Bitumen BU Maintains Low-Level Fluctuations, Short-Term Focus on Oil Price Volatility

Deep News
2025/12/10

【1】Market Performance: The BU 2602 contract fluctuated within a low range during the day, closing at 2,943, down 0.41%. The intraday high was 2,963, and the low was 2,928, marking a cumulative decline of 1.7% over the past seven days, indicating a consolidation phase. The next-month contract, 2601, fell 0.24%, maintaining a Contango structure with near-term prices lower than deferred prices.

【2】Spot Market: ① The market price of heavy-duty bitumen in Shandong was 2,930 yuan/ton, nearly flat with futures prices and unchanged from the previous period, down 2.0% over seven days. The Shandong basis was -13 yuan/ton, down 7 yuan/ton over seven days. ② The market price in East China was 3,150 yuan/ton, unchanged from the previous period. The East China basis stood at +207 yuan/ton, down 37 yuan/ton over seven days.

【3】Crack Spread Changes: ① The BU-Brent spread recorded -295 yuan/ton, down 13 yuan/ton over seven days. The BU main contract fell 0.4%, while Brent dropped 0.1% (based on closing prices at 3 PM). Bitumen has recently underperformed in the energy and chemical sector, with weak oil price support and sluggish spot markets keeping prices low and widening the crack spread. Given current oil price uncertainties, hedging bitumen against oil prices remains challenging, warranting a cautious stance on crack spreads.

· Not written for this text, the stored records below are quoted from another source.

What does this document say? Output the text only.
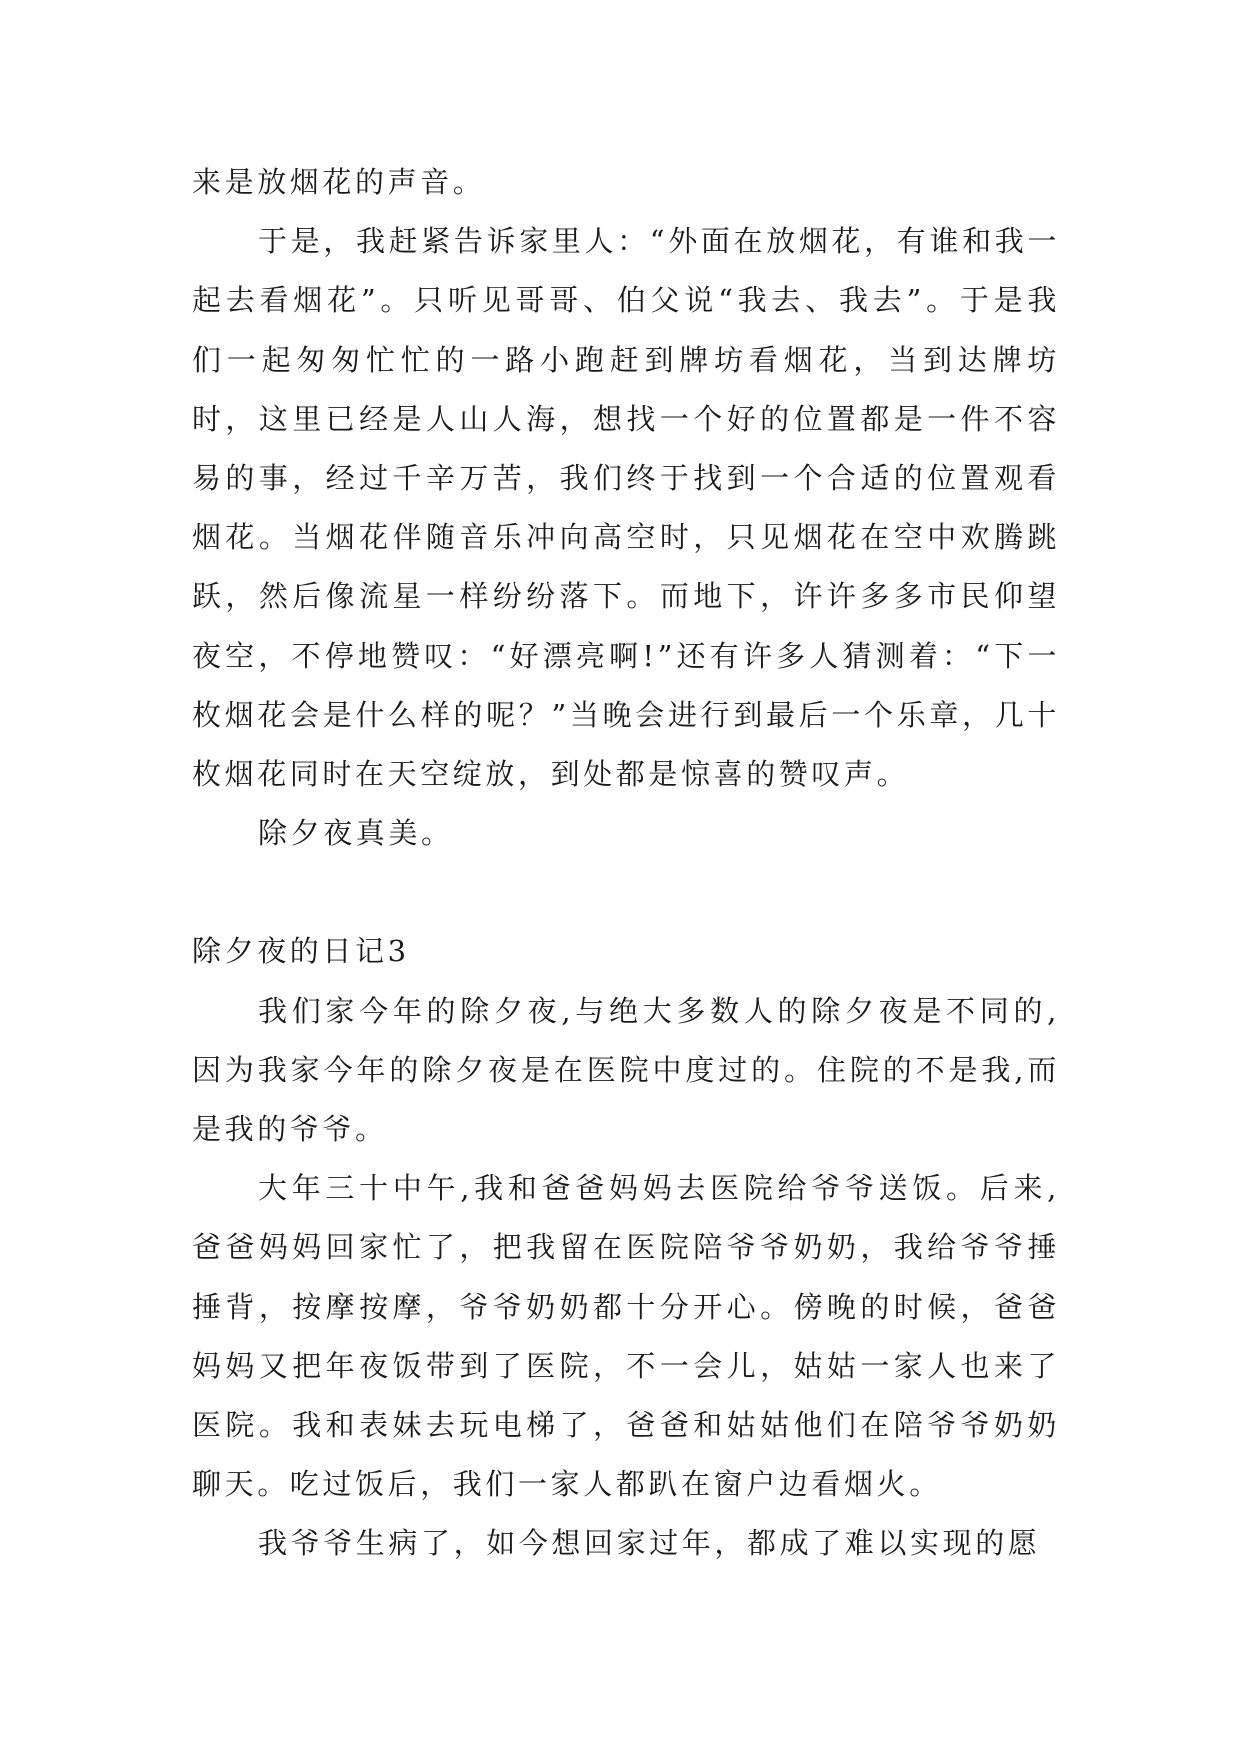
来是放烟花的声音。

于是，我赶紧告诉家里人：“外面在放烟花，有谁和我一起去看烟花”。只听见哥哥、伯父说“我去、我去”。于是我们一起匆匆忙忙的一路小跑赶到牌坊看烟花，当到达牌坊时，这里已经是人山人海，想找一个好的位置都是一件不容易的事，经过千辛万苦，我们终于找到一个合适的位置观看烟花。当烟花伴随音乐冲向高空时，只见烟花在空中欢腾跳跃，然后像流星一样纷纷落下。而地下，许许多多市民仰望夜空，不停地赞叹：“好漂亮啊!”还有许多人猜测着：“下一枚烟花会是什么样的呢？”当晚会进行到最后一个乐章，几十枚烟花同时在天空绽放，到处都是惊喜的赞叹声。

除夕夜真美。

除夕夜的日记3

我们家今年的除夕夜,与绝大多数人的除夕夜是不同的,因为我家今年的除夕夜是在医院中度过的。住院的不是我,而是我的爷爷。

大年三十中午,我和爸爸妈妈去医院给爷爷送饭。后来,爸爸妈妈回家忙了，把我留在医院陪爷爷奶奶，我给爷爷捶捶背，按摩按摩，爷爷奶奶都十分开心。傍晚的时候，爸爸妈妈又把年夜饭带到了医院，不一会儿，姑姑一家人也来了医院。我和表妹去玩电梯了，爸爸和姑姑他们在陪爷爷奶奶聊天。吃过饭后，我们一家人都趴在窗户边看烟火。

我爷爷生病了，如今想回家过年，都成了难以实现的愿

【4】Fundamental Changes: Bitumen is currently in its winter off-season, with subdued fundamentals. On the supply side, domestic refinery output reached 502,000 tons as of December 5, up 2% week-on-week. The diluted bitumen discount stood at -13.1 USD/barrel on December 5, reflecting persistently high discounts and indicating ample supply. Demand-wise, winter typically sees weak bitumen demand, with road construction activity stabilizing at 29% last week, a six-week low, as terminal demand remained sluggish in both northern and southern regions. Inventory data showed a draw in social stocks but a build in refinery stocks. Recent market rumors suggest some Xinjiang refineries have released winter storage contracts, with traders showing increased interest at current prices. However, spot prices falling below 3,000 yuan/ton and continued declines have fueled bearish sentiment or wait-and-see attitudes toward winter storage pricing. Market participants should monitor geopolitical risks, such as Russia-Ukraine energy facility attacks and Venezuela-related uncertainties, for potential oil price volatility.

【5】Short-Term Outlook: Fundamentally, prices remain weak, constrained by softening demand and inventory pressures. The market will watch for any improvement in winter storage activity. Ahead of year-end, potential OPEC+ production increases may pressure oil prices, likely dragging bitumen prices lower. Technically, bitumen prices continue to consolidate near lows, with expectations of further sideways movement. The previously referenced closing price range of [3,010–3,100] has been breached, requiring patience for stabilization signals.

【6】Strategy: Weak consolidation expected for unilateral movements.